Sahel : si la France se tourne vers la Russie, elle pourrait trouver une oreille réceptive (Vladimir Chizhov)
(B2 - exclusif) Dans l'interview accordée à B2, l'Ambassadeur russe Vladimir Chizhov a parlé de coopération entre les Européens et son pays dans le domaine du maintien de la paix. Des propos qui méritent d'être placés à part
Parlant des mesures restrictives européennes contre la Russie, Vladimir Chizhov affirme que « les évènements » de la Crimée n'ont « pas été un motif, mais un catalyseur des évolutions négatives qui ont suivies, car nous avions perçu certains signaux négatifs bien avant ». Parmi ces signaux, il cite la coopération en matière de maintien de la paix.
— Nous avons rejoint une opération menée par l'Union européenne dans un pays, appelé le Tchad. C'était sous la présidence française en 2008, du Président Nicolas Sarkozy. Nous avons envoyé un contingent d'hélicoptères, ce qui a été très utile. Mais nous ne pouvions le faire qu'au cas par cas. Car notre Constitution prévoit que tout déploiement de forces armées à l'étranger, même s'il s'agit d'un seul officier, nécessite une décision parlementaire approuvée par le Président. Cela prend du temps. Dans le cadre de l'opération [EUFOR] Tchad, les hélicoptères n'ont pu rejoindre l'opération que lorsque celle-ci battait déjà son plein.
Nous avons donc proposé à l'Union européenne de conclure un accord-cadre qui couvrirait toutes les options possibles, comme la participation de la Russie à une opération dirigée par l'UE, la participation de l'UE à une opération dirigée par la Russie, ou la participation des deux à une opération des Nations unies. Mais l'UE a dit non, arguant qu'elle ne peut travailler que sur la base de l'adhésion de la Russie à une opération dirigée par l'Union. Il faut donc qu'il y ait un drapeau de l'UE en haut. Mais ce n'est pas suffisant pour nous.
Emmanuel Macron a récemment appelé à une sorte de nouvelle architecture pour les intérêts de sécurité entre l'UE et la Russie. Qu'en pensez-vous ?
— Nous avons écouté et l'avons lue avec intérêt. Nous y sommes ouverts. En fait, nous avons entamé des discussions bilatérales avec la France, à Paris et à Moscou. Nous pouvons en discuter aussi avec l'Union européenne, mais, de ce que je comprends, les États membres ne sont pas tous d'accord...
Seriez-vous prêt à travailler avec les Européens sur les terrains où vous êtes déjà présents ? Vous êtes également présents en Libye et en RCA, bientôt au Mali...
— Dans quel sens 'nous sommes présents' ? Nous n'avons pas de troupes en Libye.

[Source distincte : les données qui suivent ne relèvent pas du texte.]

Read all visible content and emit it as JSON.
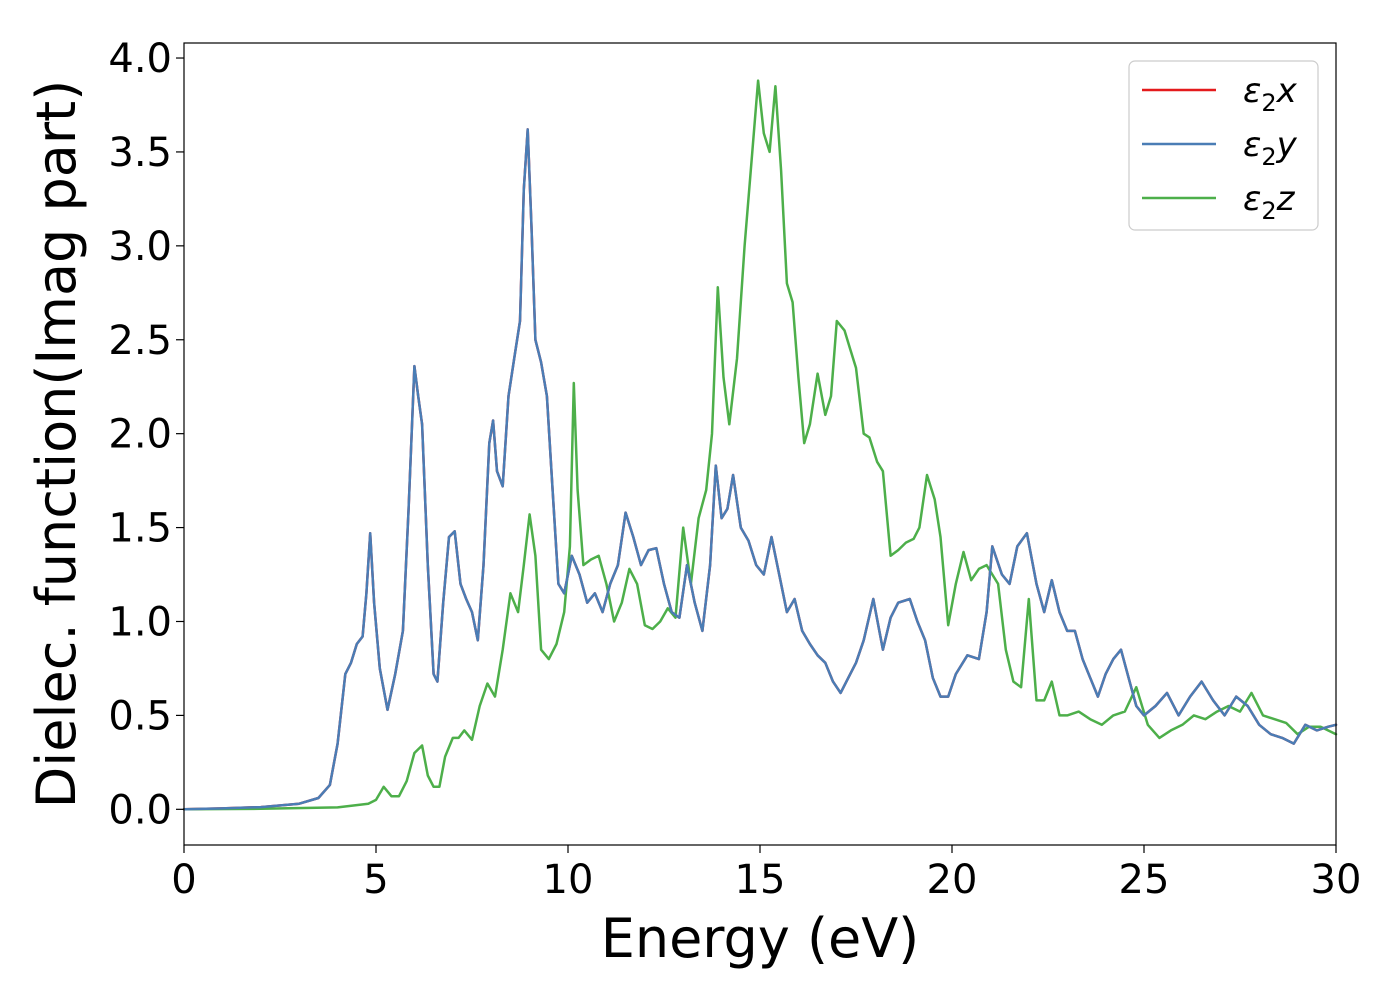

Nous avons 173 conseillers militaires en République centrafricaine, sur la base d'un accord gouvernemental intérimaire avec ce pays. Et nous travaillons avec la mission de l'UE sur place.
Pas tant que ça, pour ce que j'ai entendu ...
— Peut-être l'UE souhaiterait-elle que nos hommes soient subordonnés à sa mission...
Mais alors, travailler ensemble sur ces terrains est une option ?
— Oui, bien sûr. Nous sommes ouverts.
Même au Sahel ?
— Oui, pourquoi pas. J'ai lu que la France se sent isolée au Sahel ou au Mali... seule, abandonnée par les autres. Si la France se tourne vers la Russie, elle pourrait trouver une oreille réceptive.
(Propos recueillis par Leonor Hubaut)
Entretien réalisé en anglais (et traduit par nos soins) le 28 novembre, en face-à-face dans les locaux de la mission russe auprès de l'UE. Soumis à relecture.